Phase 3: Apply. Once a service’s Terraform configuration produced a clean plan, I applied it in a maintenance window. The Nomad provider’s apply is effectively a nomad job run, so the running allocation was replaced with a new one matching the Terraform-managed specification. Services with health checks experienced zero-downtime rolling deployments.

I migrated services in batches, starting with low-risk internal tools, progressing to lower environments, and finally tackling production payment processing services across all data centres. The entire migration took approximately four months.

Automated PR validation with GitHub checks

With all services managed through Terraform, I introduced automated validation through GitHub checks that were previously impossible with the shell script approach:

Automated plan on every pull request. The CI pipeline ran terragrunt plan on every PR and reported the results directly as a GitHub check. Reviewers could see exactly what would change across all affected environments before approving.

Policy enforcement via Sentinel. I wrote Sentinel policies that prevented common mistakes: deploying without health checks, requesting more resources than the node class could provide, or removing required environment variables. These ran as part of the GitHub check suite, blocking merges that violated policy.

Drift detection. A scheduled CI job ran terragrunt plan nightly and alerted if any service had drifted from its declared state — catching manual interventions that bypassed the Terraform workflow.

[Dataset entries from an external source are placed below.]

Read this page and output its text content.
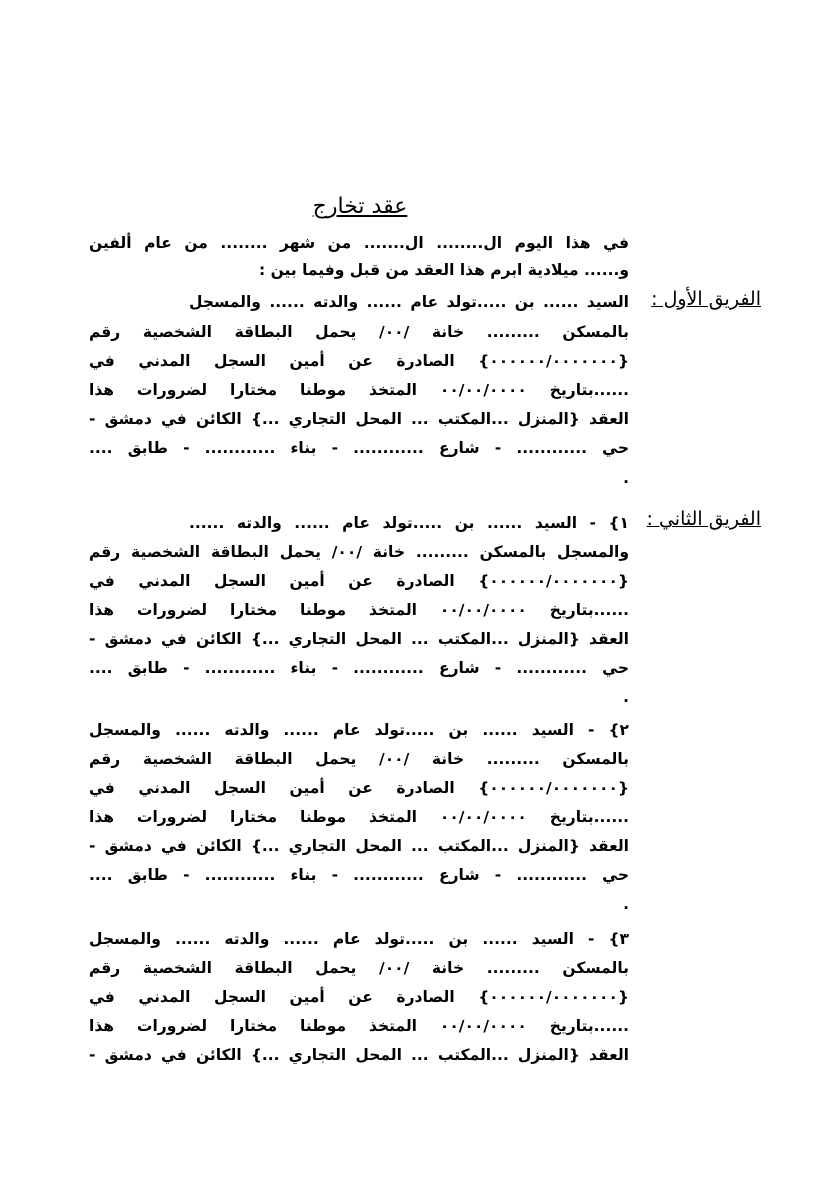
عقد تخارج
في هذا اليوم ال........ ال....... من شهر ........ من عام ألفين
و...... ميلادية ابرم هذا العقد من قبل وفيما بين :
الفريق الأول :
السيد ...... بن .....تولد عام ...... والدته ...... والمسجل
بالمسكن ......... خانة /٠٠/ يحمل البطاقة الشخصية رقم
{٠٠٠٠٠٠/٠٠٠٠٠٠٠} الصادرة عن أمين السجل المدني في
......بتاريخ ٠٠/٠٠/٠٠٠٠ المتخذ موطنا مختارا لضرورات هذا
العقد {المنزل ...المكتب ... المحل التجاري ...} الكائن في دمشق -
حي ............ - شارع ............ - بناء ............ - طابق ....
.
الفريق الثاني :
١} - السيد ...... بن .....تولد عام ...... والدته ......
والمسجل بالمسكن ......... خانة /٠٠/ يحمل البطاقة الشخصية رقم
{٠٠٠٠٠٠/٠٠٠٠٠٠٠} الصادرة عن أمين السجل المدني في
......بتاريخ ٠٠/٠٠/٠٠٠٠ المتخذ موطنا مختارا لضرورات هذا
العقد {المنزل ...المكتب ... المحل التجاري ...} الكائن في دمشق -
حي ............ - شارع ............ - بناء ............ - طابق ....
.
٢} - السيد ...... بن .....تولد عام ...... والدته ...... والمسجل
بالمسكن ......... خانة /٠٠/ يحمل البطاقة الشخصية رقم
{٠٠٠٠٠٠/٠٠٠٠٠٠٠} الصادرة عن أمين السجل المدني في
......بتاريخ ٠٠/٠٠/٠٠٠٠ المتخذ موطنا مختارا لضرورات هذا
العقد {المنزل ...المكتب ... المحل التجاري ...} الكائن في دمشق -
حي ............ - شارع ............ - بناء ............ - طابق ....
.
٣} - السيد ...... بن .....تولد عام ...... والدته ...... والمسجل
بالمسكن ......... خانة /٠٠/ يحمل البطاقة الشخصية رقم
{٠٠٠٠٠٠/٠٠٠٠٠٠٠} الصادرة عن أمين السجل المدني في
......بتاريخ ٠٠/٠٠/٠٠٠٠ المتخذ موطنا مختارا لضرورات هذا
العقد {المنزل ...المكتب ... المحل التجاري ...} الكائن في دمشق -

Parallelised deployment. Terragrunt’s dependency graph allowed deployments to run in parallel across independent services and data centres. This was the single biggest factor in the deployment time improvement.

Results

  • 2,500 job files consolidated into 300 Terragrunt configurations referencing 4 shared Terraform modules, spanning 5 environments and multiple data centres.
  • Deployment time reduced by 80% — from approximately 25 minutes down to 4 minutes. Parallelised Terragrunt execution and elimination of manual verification steps accounted for most of the improvement.
  • Configuration drift eliminated. Nightly drift detection ensured that what was declared in code was what was running.
  • Onboarding time for new engineers halved. New team members no longer needed to understand 2,500 bespoke job files. They learned four module interfaces and the Terragrunt hierarchy.
  • Zero outages caused by the migration itself.

Lessons learnt

The technical work — writing modules, scripting imports, validating plans — was the straightforward part. The harder challenge was building consensus within the team that the migration was worth the disruption. Engineers are rightly cautious about changing the deployment mechanism for production payment processing systems.

What worked was demonstrating value incrementally. I migrated internal services first, showed the team the cleaner workflow and the 80% deployment time reduction, and let the benefits speak for themselves. By the time I proposed migrating production services, the team was actively requesting it.